Il 15 marzo, cade l’ottavo anniversario dello scoppio della guerra in Siria. Benché gli scontri si siano attenuati in diverse regioni, la fine delle violenze è tutt’altro che imminente, basti pensare che mai erano state mietute tante giovani vite come nel 2018, anno in cui, secondo le cifre ufficiali dell’ONU, sono morti oltre 1100 bambini.

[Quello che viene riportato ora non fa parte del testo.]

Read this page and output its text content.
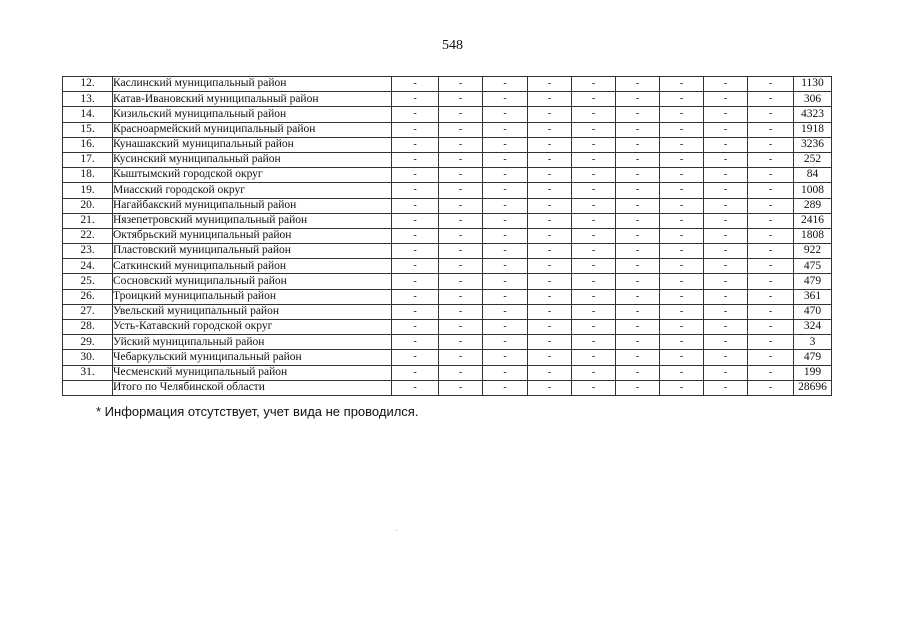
548
12.	Каслинский муниципальный район	-	-	-	-	-	-	-	-	-	1130
13.	Катав-Ивановский муниципальный район	-	-	-	-	-	-	-	-	-	306
14.	Кизильский муниципальный район	-	-	-	-	-	-	-	-	-	4323
15.	Красноармейский муниципальный район	-	-	-	-	-	-	-	-	-	1918
16.	Кунашакский муниципальный район	-	-	-	-	-	-	-	-	-	3236
17.	Кусинский муниципальный район	-	-	-	-	-	-	-	-	-	252
18.	Кыштымский городской округ	-	-	-	-	-	-	-	-	-	84
19.	Миасский городской округ	-	-	-	-	-	-	-	-	-	1008
20.	Нагайбакский муниципальный район	-	-	-	-	-	-	-	-	-	289
21.	Нязепетровский муниципальный район	-	-	-	-	-	-	-	-	-	2416
22.	Октябрьский муниципальный район	-	-	-	-	-	-	-	-	-	1808
23.	Пластовский муниципальный район	-	-	-	-	-	-	-	-	-	922
24.	Саткинский муниципальный район	-	-	-	-	-	-	-	-	-	475
25.	Сосновский муниципальный район	-	-	-	-	-	-	-	-	-	479
26.	Троицкий муниципальный район	-	-	-	-	-	-	-	-	-	361
27.	Увельский муниципальный район	-	-	-	-	-	-	-	-	-	470
28.	Усть-Катавский городской округ	-	-	-	-	-	-	-	-	-	324
29.	Уйский муниципальный район	-	-	-	-	-	-	-	-	-	3
30.	Чебаркульский муниципальный район	-	-	-	-	-	-	-	-	-	479
31.	Чесменский муниципальный район	-	-	-	-	-	-	-	-	-	199
	Итого по Челябинской области	-	-	-	-	-	-	-	-	-	28696
* Информация отсутствует, учет вида не проводился.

I 262 attacchi ai danni di scuole e centri sanitari sono un altro drammatico record registrato l’anno scorso.
«Credere che il conflitto in Siria sia ormai giunto alla conclusione è un pericoloso malinteso», ha dichiarato Henrietta Fore in vista della conferenza internazionale dei donatori in programma dal 12 al 14 marzo a Bruxelles. «La guerra non è finita, in alcune aree del paese le minacce per i bambini sono le stesse degli ultimi otto anni.»
Henrietta Fore ha menzionato per esempio Rukban, una regione sul confine con la Giordania quasi completamente isolata dal resto del paese, e il campo profughi di Al Hol, nel nord-est della Siria, dove nel frattempo sono ammassate oltre 65 000 persone in condizioni vieppiù tragiche. Ma sono molte le aree in cui violenza e miseria continuano a farla da padrone.
«L’UNICEF torna a ricordare a tutte le parti in conflitto e alla comunità internazionale che sono i bambini le prime vittime della guerra. Ogni nuovo giorno di scontri rappresenta un ulteriore pezzo di infanzia rubata», ha concluso la Direttrice generale dell’UNICEF.